„Ich möchte keine Heilige sein“

Teresa von Avila (1515 – 1582), Teresa de Jesús, eigentlich Teresa de Cepeda y Ahumada, genannt Teresa die Große, spanische Mystikerin, reformierte den Karmeliterorden. Die Kirche begeht heute den Gedenktag der Heiligen und Kirchenlehrerin. Drei Zitate aus „Weg der Vollkommenheit:

  • „Ich staune über den Schaden, den der Verkehr mit Verwandten verursacht. Meines Erachtens kann nur der es glauben, der es selbst erfahren hat.“
  • „Ich vermag nicht einzusehen, wie man Demut ohne Liebe oder Liebe ohne Demut habe oder haben könne.“ 
  • „Wer beim Schachspiel nicht einmal die Figuren in Ordnung zu stellen weiß, der wird es schlecht zu spielen verstehen; und wer nicht Schach bieten kann, der wird auch nie schachmatt setzen können.“ – Weg der Vollkommenheit

Teresabernini

(Bild: Ausschnitt aus Berninis „Die Ekstase der heiligen Teresa“, Photo: N. Vier)

Und noch dieses Gebet, das auch sehr gut für Blogger paßt:

O Gott, Du weißt besser als ich,
daß ich von Tag zu Tag älter und eines Tages
alt sein werde.
Bewahre mich vor der Einbildung
bei jeder Gelegenheit und zu jedem Thema
etwas sagen zu müssen.

Erlöse mich von der Leidenschaft,
die Angelegenheiten anderer ordnen zu wollen.
Lehre mich, nachdenklich, aber nicht grüblerisch,
Hilfreich, aber nicht diktatorisch zu sein.
Bei meiner ungeheuren Ansammlung von
Weisheit erscheint es mir ja schade,
sie nicht weiterzugeben – aber Du verstehst
o Gott,
daß ich mir ein paar Freundinnen erhalten möchte.

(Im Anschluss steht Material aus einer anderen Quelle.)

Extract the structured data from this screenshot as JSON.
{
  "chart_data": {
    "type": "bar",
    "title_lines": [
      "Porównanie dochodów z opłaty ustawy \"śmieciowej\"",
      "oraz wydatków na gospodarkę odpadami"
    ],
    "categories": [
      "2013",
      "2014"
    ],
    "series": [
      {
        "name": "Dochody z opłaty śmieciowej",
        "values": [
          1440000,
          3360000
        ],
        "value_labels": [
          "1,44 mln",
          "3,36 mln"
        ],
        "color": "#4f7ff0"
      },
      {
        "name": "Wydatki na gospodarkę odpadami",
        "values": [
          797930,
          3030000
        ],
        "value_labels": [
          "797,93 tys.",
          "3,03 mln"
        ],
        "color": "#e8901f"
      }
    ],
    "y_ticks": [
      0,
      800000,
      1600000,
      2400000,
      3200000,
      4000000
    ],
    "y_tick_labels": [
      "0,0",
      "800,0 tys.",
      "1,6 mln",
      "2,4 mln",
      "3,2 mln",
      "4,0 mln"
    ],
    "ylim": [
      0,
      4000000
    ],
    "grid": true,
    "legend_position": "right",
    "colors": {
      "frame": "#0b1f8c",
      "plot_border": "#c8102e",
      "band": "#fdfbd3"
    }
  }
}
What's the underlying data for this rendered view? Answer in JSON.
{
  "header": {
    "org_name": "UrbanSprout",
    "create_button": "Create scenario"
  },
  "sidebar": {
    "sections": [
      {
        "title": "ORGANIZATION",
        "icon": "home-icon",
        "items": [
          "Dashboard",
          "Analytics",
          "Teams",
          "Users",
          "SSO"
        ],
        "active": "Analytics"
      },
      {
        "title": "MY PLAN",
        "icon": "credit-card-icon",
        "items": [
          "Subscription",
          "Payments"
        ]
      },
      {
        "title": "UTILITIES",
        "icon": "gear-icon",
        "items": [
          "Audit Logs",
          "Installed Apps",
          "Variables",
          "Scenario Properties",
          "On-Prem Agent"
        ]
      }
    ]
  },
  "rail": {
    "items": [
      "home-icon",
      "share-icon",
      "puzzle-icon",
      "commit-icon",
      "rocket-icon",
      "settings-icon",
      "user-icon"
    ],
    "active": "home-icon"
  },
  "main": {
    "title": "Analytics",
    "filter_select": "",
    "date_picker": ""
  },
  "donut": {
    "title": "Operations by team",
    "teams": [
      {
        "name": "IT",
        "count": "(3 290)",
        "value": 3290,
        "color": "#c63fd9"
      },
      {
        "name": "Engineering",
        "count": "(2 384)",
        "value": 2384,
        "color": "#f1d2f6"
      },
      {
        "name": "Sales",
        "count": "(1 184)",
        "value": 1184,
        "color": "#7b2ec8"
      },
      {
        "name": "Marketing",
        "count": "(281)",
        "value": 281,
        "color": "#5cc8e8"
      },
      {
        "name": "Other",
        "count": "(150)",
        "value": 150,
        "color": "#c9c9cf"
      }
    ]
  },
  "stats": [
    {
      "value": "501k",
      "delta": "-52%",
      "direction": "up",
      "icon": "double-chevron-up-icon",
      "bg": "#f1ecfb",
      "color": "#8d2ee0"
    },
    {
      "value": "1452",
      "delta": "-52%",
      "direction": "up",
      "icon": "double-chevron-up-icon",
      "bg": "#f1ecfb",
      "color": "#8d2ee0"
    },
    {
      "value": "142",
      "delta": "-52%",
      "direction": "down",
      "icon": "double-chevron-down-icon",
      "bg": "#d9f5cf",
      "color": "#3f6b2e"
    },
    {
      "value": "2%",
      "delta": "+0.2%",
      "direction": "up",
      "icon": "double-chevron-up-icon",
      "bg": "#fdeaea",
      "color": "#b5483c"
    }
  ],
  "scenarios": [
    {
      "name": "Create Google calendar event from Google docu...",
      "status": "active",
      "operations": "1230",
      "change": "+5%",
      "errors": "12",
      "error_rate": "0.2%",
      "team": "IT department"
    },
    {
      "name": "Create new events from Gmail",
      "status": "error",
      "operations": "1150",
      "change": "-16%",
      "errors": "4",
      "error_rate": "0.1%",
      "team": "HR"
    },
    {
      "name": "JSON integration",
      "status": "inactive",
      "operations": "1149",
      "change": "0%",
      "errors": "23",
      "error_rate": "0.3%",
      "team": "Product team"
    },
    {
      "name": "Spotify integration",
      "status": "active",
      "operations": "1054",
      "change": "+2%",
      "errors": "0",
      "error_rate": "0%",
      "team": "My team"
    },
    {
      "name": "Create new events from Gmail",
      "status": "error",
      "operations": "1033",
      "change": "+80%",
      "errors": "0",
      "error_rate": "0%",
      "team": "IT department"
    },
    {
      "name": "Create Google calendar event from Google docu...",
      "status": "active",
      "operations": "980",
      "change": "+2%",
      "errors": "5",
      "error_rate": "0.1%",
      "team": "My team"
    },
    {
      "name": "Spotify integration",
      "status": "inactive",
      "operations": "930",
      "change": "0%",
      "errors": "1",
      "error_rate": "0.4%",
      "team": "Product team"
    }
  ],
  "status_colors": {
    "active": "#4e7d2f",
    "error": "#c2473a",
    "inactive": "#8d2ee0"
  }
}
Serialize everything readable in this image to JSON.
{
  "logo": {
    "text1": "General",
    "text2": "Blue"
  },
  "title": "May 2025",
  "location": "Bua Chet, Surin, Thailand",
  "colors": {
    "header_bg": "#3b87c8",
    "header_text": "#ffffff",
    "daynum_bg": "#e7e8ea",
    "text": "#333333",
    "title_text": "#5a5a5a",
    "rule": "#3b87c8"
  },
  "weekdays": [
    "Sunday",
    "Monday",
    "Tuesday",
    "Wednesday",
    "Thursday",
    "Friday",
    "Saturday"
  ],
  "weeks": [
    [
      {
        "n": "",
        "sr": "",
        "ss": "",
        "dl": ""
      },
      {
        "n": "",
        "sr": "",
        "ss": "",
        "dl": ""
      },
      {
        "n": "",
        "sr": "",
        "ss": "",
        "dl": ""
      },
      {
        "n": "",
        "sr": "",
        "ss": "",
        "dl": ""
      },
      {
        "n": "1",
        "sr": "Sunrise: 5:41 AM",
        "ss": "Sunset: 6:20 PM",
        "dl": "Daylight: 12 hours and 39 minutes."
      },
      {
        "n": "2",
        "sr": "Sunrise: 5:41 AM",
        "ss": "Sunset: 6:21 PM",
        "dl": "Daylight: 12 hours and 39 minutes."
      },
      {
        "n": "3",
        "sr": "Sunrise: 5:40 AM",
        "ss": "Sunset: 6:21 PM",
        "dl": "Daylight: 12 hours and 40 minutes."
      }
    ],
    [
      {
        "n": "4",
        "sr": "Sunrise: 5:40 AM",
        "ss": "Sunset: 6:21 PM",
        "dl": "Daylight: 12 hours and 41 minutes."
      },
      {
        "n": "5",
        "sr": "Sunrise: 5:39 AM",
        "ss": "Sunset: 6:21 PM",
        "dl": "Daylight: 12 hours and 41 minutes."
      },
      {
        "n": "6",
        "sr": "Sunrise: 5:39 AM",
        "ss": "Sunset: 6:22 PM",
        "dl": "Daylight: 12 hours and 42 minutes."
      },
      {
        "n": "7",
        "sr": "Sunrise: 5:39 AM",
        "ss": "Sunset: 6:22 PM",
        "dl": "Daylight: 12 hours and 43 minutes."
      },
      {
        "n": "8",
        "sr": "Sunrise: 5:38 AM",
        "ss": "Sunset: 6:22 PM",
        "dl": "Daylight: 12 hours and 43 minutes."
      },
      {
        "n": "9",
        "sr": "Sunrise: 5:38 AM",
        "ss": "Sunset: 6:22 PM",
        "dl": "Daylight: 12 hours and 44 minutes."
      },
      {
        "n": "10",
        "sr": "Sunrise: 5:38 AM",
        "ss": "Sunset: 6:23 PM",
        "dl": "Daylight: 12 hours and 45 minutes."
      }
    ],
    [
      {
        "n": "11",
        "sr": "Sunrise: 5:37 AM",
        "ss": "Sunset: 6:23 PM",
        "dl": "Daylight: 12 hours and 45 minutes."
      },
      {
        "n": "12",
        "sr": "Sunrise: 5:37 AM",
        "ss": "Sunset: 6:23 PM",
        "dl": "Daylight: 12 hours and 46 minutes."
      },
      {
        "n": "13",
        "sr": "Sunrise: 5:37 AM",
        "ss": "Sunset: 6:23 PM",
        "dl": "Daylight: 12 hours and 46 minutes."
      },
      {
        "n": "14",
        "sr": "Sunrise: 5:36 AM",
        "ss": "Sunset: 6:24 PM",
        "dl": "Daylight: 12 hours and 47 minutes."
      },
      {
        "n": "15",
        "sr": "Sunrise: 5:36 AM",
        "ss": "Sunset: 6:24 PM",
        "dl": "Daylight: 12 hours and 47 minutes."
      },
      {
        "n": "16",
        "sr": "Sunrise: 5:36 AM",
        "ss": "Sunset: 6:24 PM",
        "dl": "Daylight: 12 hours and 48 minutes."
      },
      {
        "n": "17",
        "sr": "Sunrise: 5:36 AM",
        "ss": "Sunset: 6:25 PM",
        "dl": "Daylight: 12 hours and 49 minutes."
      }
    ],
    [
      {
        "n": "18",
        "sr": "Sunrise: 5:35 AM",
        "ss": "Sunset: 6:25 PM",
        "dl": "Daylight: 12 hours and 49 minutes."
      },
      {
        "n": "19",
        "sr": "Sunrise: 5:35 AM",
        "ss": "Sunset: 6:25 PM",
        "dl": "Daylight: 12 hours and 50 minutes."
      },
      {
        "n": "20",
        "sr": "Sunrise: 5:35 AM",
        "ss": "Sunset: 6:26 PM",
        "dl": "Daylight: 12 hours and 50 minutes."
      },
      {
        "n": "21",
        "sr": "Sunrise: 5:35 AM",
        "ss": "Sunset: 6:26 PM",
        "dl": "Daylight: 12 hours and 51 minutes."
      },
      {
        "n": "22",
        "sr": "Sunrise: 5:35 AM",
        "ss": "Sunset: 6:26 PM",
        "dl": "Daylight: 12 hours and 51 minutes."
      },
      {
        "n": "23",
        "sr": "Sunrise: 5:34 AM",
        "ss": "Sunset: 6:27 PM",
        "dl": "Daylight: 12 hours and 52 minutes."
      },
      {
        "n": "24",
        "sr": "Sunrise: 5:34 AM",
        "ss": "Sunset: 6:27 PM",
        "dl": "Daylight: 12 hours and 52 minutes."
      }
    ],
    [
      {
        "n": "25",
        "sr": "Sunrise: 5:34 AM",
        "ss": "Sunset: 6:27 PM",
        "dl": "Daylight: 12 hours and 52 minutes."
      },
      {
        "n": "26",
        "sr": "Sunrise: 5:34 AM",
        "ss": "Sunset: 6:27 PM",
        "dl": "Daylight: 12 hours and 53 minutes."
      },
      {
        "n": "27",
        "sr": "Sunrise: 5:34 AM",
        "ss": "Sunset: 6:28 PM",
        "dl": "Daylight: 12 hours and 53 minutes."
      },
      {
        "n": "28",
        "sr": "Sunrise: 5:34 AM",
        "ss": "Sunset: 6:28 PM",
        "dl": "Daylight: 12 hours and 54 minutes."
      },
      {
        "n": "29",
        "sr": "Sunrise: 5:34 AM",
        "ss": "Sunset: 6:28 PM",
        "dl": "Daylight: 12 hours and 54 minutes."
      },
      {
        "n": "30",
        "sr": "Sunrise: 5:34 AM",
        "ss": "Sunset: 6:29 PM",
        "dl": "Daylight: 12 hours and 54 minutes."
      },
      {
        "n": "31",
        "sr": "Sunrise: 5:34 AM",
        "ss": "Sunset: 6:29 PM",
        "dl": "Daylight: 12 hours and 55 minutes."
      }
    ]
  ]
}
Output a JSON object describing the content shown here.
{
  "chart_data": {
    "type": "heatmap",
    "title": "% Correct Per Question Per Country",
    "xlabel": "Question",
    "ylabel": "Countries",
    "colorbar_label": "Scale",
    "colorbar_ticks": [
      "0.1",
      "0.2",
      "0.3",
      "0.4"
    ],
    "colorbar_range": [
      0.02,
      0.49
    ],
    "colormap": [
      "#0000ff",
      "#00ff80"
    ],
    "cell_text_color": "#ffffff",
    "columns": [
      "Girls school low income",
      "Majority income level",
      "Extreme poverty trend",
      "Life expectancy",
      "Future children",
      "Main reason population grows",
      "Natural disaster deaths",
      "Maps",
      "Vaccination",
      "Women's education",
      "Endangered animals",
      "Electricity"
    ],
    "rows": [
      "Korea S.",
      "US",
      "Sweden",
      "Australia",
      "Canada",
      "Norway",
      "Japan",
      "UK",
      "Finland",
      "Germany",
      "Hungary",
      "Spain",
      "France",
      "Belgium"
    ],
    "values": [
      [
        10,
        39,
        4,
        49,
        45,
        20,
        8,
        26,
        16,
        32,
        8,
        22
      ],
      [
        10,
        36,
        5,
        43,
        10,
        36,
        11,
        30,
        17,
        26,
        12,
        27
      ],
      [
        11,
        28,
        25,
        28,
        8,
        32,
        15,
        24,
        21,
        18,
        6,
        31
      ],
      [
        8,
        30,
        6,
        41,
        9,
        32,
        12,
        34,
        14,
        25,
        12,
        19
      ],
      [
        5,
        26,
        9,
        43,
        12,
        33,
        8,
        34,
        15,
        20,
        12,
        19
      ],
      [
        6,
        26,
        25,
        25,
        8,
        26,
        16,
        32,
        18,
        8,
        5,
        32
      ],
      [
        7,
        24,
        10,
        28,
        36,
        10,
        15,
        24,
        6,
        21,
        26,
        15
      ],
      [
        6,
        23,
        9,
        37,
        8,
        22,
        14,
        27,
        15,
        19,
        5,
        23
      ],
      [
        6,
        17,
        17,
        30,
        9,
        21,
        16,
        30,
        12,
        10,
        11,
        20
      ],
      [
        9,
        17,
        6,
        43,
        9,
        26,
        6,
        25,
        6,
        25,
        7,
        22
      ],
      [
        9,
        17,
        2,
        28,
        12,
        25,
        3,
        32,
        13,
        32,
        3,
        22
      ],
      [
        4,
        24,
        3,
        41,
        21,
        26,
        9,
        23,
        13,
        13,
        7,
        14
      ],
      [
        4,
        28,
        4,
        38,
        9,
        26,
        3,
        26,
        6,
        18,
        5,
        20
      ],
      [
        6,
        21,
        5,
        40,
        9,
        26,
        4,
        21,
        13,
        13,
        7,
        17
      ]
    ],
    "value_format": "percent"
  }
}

Bewahre mich vor Aufzählung endloser
Einzelheiten und
verleihe mir Schwingen, zur Pointe zu gelangen.

Lehre mich schweigen über meine Krankheiten
und Beschwerden.
Sie nehmen zu – und die Lust, sie zu beschreiben,
wächst von Jahr zu Jahr.

Ich wage nicht, die Gabe zu erflehen, mir die
Krankheitsschilderungen anderer mit Freuden
anzuhören, aber lehre mich, sie geduldig zu
ertragen.
Lehre mich die wunderbare Weisheit, daß
ich mich irren kann.

Erhalte mich so liebenswert wie möglich.
Ich möchte keine Heilige sein – mit ihnen lebt
es sich so schwer – aber eine alte Griesgrämin
ist das Krönungswerk des Teufels.

Lehre mich, an anderen Menschen unerwartete
Talente zu entdecken, und verleihe mir,
o Gott, die schöne Gabe, sie auch zu erwähnen.